A Telemedicina deveria ser ensinada em todos os cursos médicos, porém não é. Pelo contrário, praticamente, não consta do currículo de nenhum curso. Temos uma colossal tarefa educacional pela frente. Diria missão impossível, já que a maioria dos 312 cursos de Medicina que dizem existir, oferecendo 31.395 vagas, não é e nem será capaz de formar médicos com as competências do século passado; muito menos com aquelas exigidas hoje e nos próximos anos.

Precisaríamos educar os alunos para que se familiarizassem com a tecnologia da Telemedicina, compreendessem sua lógica, vantagens e limitações, assimilassem sua ética, tomassem ciência de seus aspectos normativos e legais, e que entendessem suas nuanças na relação médico-paciente.

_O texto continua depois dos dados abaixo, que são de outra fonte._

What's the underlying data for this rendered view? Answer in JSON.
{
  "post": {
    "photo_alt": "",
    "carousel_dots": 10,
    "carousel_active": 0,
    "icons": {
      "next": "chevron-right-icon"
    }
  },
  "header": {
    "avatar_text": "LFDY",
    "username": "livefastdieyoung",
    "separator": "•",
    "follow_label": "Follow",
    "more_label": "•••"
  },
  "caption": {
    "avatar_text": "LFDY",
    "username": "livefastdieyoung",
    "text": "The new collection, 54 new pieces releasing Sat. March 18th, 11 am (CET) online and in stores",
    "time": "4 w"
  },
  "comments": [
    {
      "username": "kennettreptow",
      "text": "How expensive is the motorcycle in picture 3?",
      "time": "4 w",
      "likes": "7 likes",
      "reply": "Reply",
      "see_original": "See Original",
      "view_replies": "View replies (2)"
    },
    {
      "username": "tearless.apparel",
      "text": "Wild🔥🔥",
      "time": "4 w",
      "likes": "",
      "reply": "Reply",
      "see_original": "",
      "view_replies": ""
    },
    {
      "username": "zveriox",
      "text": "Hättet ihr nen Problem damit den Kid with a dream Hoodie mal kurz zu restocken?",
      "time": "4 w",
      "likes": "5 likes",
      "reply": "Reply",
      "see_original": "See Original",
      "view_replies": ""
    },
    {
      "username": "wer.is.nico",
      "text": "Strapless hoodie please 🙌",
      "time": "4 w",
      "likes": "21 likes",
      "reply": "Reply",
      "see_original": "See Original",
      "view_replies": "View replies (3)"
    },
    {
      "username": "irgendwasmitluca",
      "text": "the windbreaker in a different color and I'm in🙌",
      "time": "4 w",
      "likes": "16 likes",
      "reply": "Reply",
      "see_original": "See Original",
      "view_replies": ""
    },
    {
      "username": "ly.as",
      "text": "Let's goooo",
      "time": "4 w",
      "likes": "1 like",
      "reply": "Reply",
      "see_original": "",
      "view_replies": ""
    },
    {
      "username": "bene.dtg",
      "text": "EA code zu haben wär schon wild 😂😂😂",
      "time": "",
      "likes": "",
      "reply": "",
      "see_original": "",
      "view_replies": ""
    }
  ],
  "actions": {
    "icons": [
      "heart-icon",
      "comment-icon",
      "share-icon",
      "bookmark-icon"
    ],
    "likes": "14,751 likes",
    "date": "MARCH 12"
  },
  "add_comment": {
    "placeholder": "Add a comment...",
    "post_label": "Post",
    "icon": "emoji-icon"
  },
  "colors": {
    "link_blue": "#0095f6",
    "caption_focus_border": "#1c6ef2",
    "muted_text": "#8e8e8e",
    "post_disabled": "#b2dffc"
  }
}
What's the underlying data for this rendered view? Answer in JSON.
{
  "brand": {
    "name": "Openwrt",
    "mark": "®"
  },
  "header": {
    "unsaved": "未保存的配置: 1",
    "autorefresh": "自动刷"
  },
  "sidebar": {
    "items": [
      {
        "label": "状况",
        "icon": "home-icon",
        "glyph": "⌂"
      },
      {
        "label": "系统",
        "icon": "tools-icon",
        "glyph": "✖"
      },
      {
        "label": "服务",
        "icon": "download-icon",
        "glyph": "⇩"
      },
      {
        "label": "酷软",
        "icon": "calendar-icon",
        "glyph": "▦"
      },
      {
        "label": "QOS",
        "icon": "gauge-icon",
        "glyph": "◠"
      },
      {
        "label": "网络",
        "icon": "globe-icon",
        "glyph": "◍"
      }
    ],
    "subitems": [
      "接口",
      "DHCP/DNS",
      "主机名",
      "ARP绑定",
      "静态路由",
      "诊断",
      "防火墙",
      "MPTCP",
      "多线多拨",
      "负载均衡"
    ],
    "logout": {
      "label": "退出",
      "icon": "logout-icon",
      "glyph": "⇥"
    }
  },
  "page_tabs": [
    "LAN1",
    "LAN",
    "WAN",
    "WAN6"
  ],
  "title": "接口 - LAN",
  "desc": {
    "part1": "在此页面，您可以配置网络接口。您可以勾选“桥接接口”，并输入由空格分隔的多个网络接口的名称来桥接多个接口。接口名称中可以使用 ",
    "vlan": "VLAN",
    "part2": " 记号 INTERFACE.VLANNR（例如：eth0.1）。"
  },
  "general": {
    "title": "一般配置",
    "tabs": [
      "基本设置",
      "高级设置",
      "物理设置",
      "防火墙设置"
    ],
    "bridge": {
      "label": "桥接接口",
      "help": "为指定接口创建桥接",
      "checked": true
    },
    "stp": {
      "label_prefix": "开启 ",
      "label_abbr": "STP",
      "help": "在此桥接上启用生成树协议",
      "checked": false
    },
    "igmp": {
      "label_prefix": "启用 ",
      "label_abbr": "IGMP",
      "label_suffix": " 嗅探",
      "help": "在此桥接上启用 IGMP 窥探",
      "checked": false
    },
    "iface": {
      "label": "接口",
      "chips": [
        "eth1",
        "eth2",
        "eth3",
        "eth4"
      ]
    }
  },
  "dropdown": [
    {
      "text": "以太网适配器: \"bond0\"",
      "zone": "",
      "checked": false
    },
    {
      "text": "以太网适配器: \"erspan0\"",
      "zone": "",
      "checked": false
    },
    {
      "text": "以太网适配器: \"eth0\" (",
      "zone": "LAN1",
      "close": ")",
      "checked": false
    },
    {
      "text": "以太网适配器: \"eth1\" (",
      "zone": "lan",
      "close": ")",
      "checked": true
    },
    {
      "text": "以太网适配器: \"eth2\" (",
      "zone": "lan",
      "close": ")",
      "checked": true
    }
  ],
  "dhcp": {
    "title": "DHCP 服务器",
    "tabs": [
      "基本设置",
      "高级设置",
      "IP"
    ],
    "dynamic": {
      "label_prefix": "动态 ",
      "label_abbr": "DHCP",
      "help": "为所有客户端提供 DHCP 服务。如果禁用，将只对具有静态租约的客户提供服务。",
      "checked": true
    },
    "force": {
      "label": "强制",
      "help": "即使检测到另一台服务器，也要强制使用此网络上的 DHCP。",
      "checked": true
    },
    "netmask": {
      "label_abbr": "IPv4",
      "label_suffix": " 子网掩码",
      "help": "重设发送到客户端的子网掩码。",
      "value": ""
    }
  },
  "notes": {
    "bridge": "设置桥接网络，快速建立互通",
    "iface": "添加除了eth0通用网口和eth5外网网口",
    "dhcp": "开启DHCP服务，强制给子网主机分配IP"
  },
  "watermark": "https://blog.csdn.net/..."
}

Neste artigo, apenas abordarei este último aspecto que diz a respeito da atitude dos médicos e, igualmente importante, dos pacientes. Examinaremos aquilo em que a era digital, até agora, não fez progresso algum: a consciência. É ela que humaniza a Medicina. Um robô poderá ter inteligência superior à nossa, porém sua consciência é zero. É incapaz de sentir; só faz aquilo que nós, humanos, programamos: sua inteligência, porém não sua consciência. Nem podemos, pois somos incapazes; nesta área nosso conhecimento é quase nulo.

O futuro
Em 2016, escrevi uma carta aos calouros da minha faculdade, onde disse não enxergar o futuro que lhes esperava no fim do curso. Passados dois anos, o cenário continua nebuloso, sei apenas que a Medicina atualmente praticada estará quase irreconhecível, justamente por obra deste aparelhinho que habita a maioria dos bolsos da humanidade: o smartphone. A Medicina é refratária a mudanças e pouco foi atualizada para a era digital, porém o inevitável virá nos próximos anos e as alterações serão tão drásticas como no mundo financeiro e comercial.

Vejam, aplicativos celulares para a saúde existem muitos, até a Prefeitura de São Paulo lançou a Agenda Fácil para aprimorar o atendimento médico no município. Mas é usado? E a pergunta pode ser ampliada: as vantagens da tecnologia atual são bem aproveitadas pela Medicina brasileira? A resposta é um triste e maiúsculo NÃO.

E aqui aparece nossa primeira dificuldade. Ao desconhecer a Medicina a ser praticada, não podemos construir objetivos educacionais e programas curriculares adequados. A pergunta é: como educar para o desconhecido?

Poderá parecer que estou me afastando do escopo do assunto Telemedicina, porém, penso não ser o caso. Em novembro do ano passado, no 8º Congresso Brasileiro de Telemedicina e Telessaúde, fiz uma palestra sobre O Futuro da Telemedicina. Na oportunidade, declarei que o termo “telemedicina” não terá mais significado; não por desuso, mas por excesso. Assim, em poucos anos a Telemedicina e a Medicina imbricarão de tal forma que não haverá porque separá-los e, salvo um grosseiro engano, nem há razões de delimitar a Telemedicina da Medicina nesta minha apresentação sobre educação da relação médico-paciente.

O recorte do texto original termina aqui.